Ese 111 a 97 a favor de los Sixers expuso una zona laxa en la defensa de Boston que nadie esperaba ver a estas alturas. Al igual que sucedió con Minnesota ante Denver y Atlanta frente a New York, los equipos que jugaban fuera de casa priorizaron el ritmo sobre la eficiencia posicional. No buscaron el tiro perfecto, buscaron el tiro rápido. Los locales, atrapados en la rigidez de sus planes iniciales, no supieron reaccionar a tiempo. Los visitantes juegan con menos presión mediática y eso les permite arriesgar en coberturas agresivas y trampas dobles que terminan desesperando a los favoritos.

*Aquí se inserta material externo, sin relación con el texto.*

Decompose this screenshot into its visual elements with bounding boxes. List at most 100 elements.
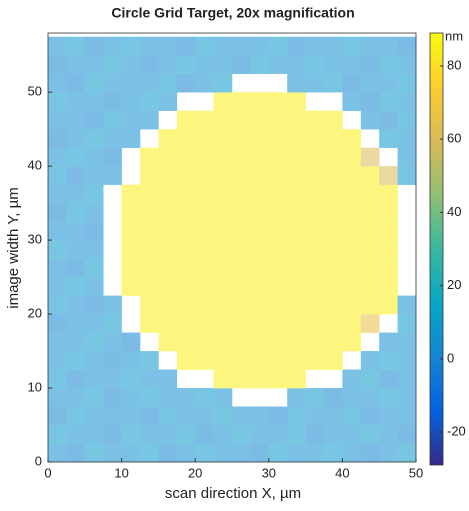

En el Madison Square Garden, Atlanta hizo algo parecido al castigar los desajustes en el poste bajo cada vez que los Knicks intentaban cambiar en los bloqueos. Es una tendencia que se repite en casi todas las llaves: el equipo que llega de fuera lee las debilidades del primer partido, ajusta su defensa para limitar las segundas oportunidades y confía en que los nervios del anfitrión hagan el resto del trabajo.

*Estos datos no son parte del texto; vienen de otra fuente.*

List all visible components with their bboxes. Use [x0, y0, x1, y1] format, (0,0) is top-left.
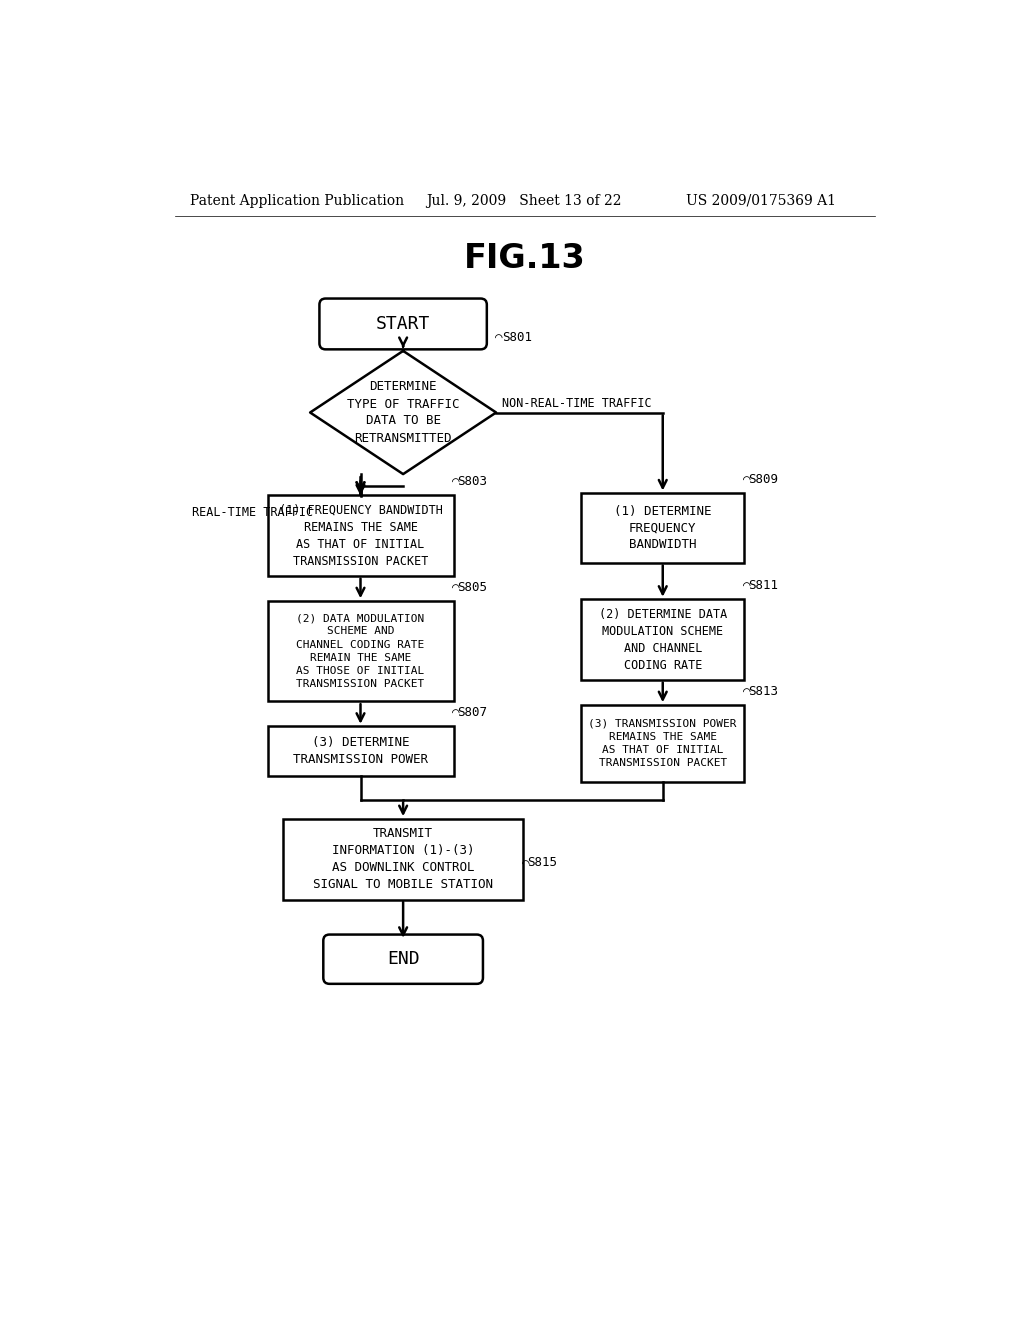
- Bar: [267, 495, 454, 576]
- Text: ⌒: ⌒: [495, 330, 502, 343]
- Text: S811: S811: [748, 579, 778, 593]
- Text: (3) TRANSMISSION POWER
REMAINS THE SAME
AS THAT OF INITIAL
TRANSMISSION PACKET: (3) TRANSMISSION POWER REMAINS THE SAME …: [589, 719, 737, 768]
- Text: NON-REAL-TIME TRAFFIC: NON-REAL-TIME TRAFFIC: [503, 397, 652, 409]
- Text: US 2009/0175369 A1: US 2009/0175369 A1: [686, 194, 836, 207]
- Text: ⌒: ⌒: [742, 473, 750, 486]
- Bar: [283, 818, 523, 899]
- Text: ⌒: ⌒: [452, 706, 460, 719]
- Bar: [582, 494, 744, 562]
- Text: (2) DETERMINE DATA
MODULATION SCHEME
AND CHANNEL
CODING RATE: (2) DETERMINE DATA MODULATION SCHEME AND…: [599, 607, 727, 672]
- Text: (2) DATA MODULATION
SCHEME AND
CHANNEL CODING RATE
REMAIN THE SAME
AS THOSE OF I: (2) DATA MODULATION SCHEME AND CHANNEL C…: [296, 614, 425, 689]
- FancyBboxPatch shape: [324, 935, 483, 983]
- Text: DETERMINE
TYPE OF TRAFFIC
DATA TO BE
RETRANSMITTED: DETERMINE TYPE OF TRAFFIC DATA TO BE RET…: [347, 380, 460, 445]
- Text: S805: S805: [458, 581, 487, 594]
- Text: Jul. 9, 2009   Sheet 13 of 22: Jul. 9, 2009 Sheet 13 of 22: [426, 194, 622, 207]
- Text: (1) FREQUENCY BANDWIDTH
REMAINS THE SAME
AS THAT OF INITIAL
TRANSMISSION PACKET: (1) FREQUENCY BANDWIDTH REMAINS THE SAME…: [279, 504, 442, 568]
- Text: S813: S813: [748, 685, 778, 698]
- Text: S803: S803: [458, 475, 487, 488]
- Text: S809: S809: [748, 473, 778, 486]
- Text: S815: S815: [527, 857, 557, 870]
- Bar: [582, 599, 744, 680]
- Text: S801: S801: [503, 330, 532, 343]
- Bar: [582, 705, 744, 781]
- Text: ⌒: ⌒: [742, 685, 750, 698]
- Text: (1) DETERMINE
FREQUENCY
BANDWIDTH: (1) DETERMINE FREQUENCY BANDWIDTH: [614, 504, 712, 552]
- Text: ⌒: ⌒: [452, 581, 460, 594]
- Text: START: START: [376, 315, 430, 333]
- Text: REAL-TIME TRAFFIC: REAL-TIME TRAFFIC: [191, 506, 312, 519]
- Text: S807: S807: [458, 706, 487, 719]
- Text: ⌒: ⌒: [521, 857, 529, 870]
- Text: ⌒: ⌒: [742, 579, 750, 593]
- Text: FIG.13: FIG.13: [464, 242, 586, 275]
- Text: (3) DETERMINE
TRANSMISSION POWER: (3) DETERMINE TRANSMISSION POWER: [293, 737, 428, 767]
- FancyBboxPatch shape: [319, 298, 486, 350]
- Text: TRANSMIT
INFORMATION (1)-(3)
AS DOWNLINK CONTROL
SIGNAL TO MOBILE STATION: TRANSMIT INFORMATION (1)-(3) AS DOWNLINK…: [313, 828, 494, 891]
- Text: ⌒: ⌒: [452, 475, 460, 488]
- Bar: [267, 726, 454, 776]
- Text: Patent Application Publication: Patent Application Publication: [190, 194, 404, 207]
- Bar: [267, 601, 454, 701]
- Text: END: END: [387, 950, 420, 968]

Hoy, 22 de abril de 2026, el calendario pone a prueba a dos equipos que están en situaciones opuestas pero igualmente peligrosas. Detroit recibe a Orlando con la obligación de empatar, después de que los Magic dieran la sorpresa al ganar el primer asalto como visitantes. Orlando, un octavo sembrado que nadie quería subestimar, demostró que su defensa puede ser una pesadilla si los Pistons no encuentran fluidez en su juego exterior.
Por otro lado, Oklahoma City viaja a Phoenix tras haber triturado a los Suns en el primer partido por una diferencia de 35 puntos. Limitar a un equipo con tanto talento ofensivo a solo 84 puntos es una declaración de intenciones. Los Suns se enfrentan a un dilema táctico complejo porque la asfixia que propone el Thunder en transición no les deja ni un segundo para respirar. Si Phoenix no logra descifrar esa presión hoy mismo, la serie podría quedar sentenciada mucho antes de lo previsto.
Este inicio de postemporada ha dejado claro que la ventaja de campo es un recurso efímero. Los equipos que lideran 2 a 0 lo hacen porque tienen plantillas largas y entrenadores capaces de mover piezas sobre la marcha, no por el simple hecho de jugar ante su público. El resto se enfrenta a series largas donde la capacidad de corregir errores entre un partido y otro vale mucho más que el dominio teórico que dictaba la clasificación de la temporada regular. En los playoffs de 2026, el que se confía con una victoria abultada suele terminar pagando el precio en el siguiente asalto.